Initially, we followed the regimen of Lichtiger et al. (starting dose of 4 mg/kg per day) at the beginning of the CSA treatment.5 However, 3 mg/kg per day was sufficient to keep serum CSA levels at 350–450 ng/mL. CSA is primarily eliminated through biotransformation by cytochrome P450 (CYP)3A in the intestinal wall and liver, excreted to bile juice. However, the clearance of CSA differs between Japanese and white populations. Japanese populations have lower CSA clearance compared to white.9 Thus, we recommend a starting dose of 3 mg/kg per day CSA.
There were no serious adverse events in terms of CSA administration. In our hospital, serum CSA levels were reported on the same day as sample retrieval. Careful monitoring is necessary for the safe use of CSA.
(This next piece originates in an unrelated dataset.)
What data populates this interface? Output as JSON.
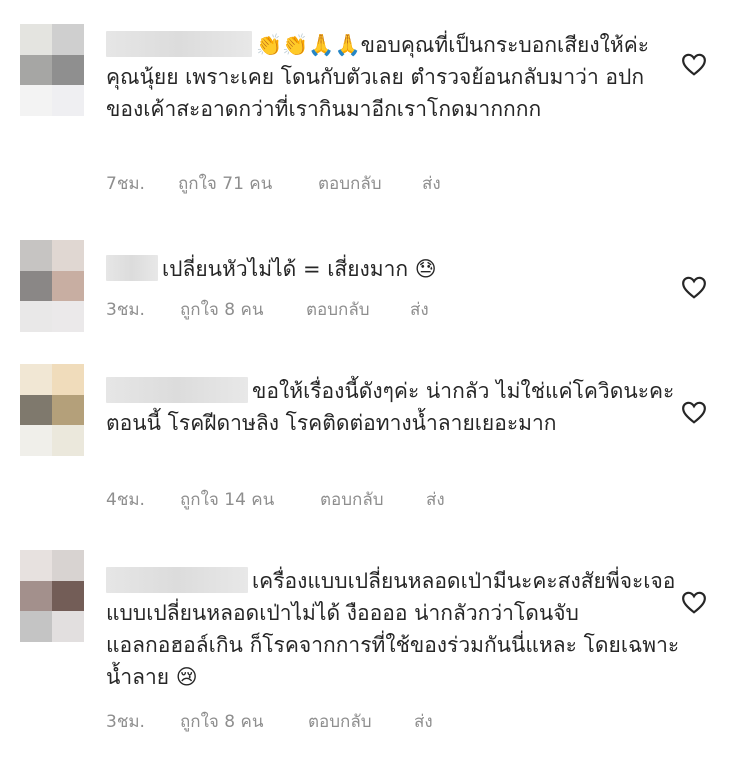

In conclusion, our results showed the use of large amounts of PSL before staring CSA treatment and C7-HRP positivity were important factors responsible for the efficacy of CSA therapy. Although AZA is considered a key agent to maintain disease quiescence once one responds to CSA, refractory patients were more likely to have consequent colectomies despite AZA treatment.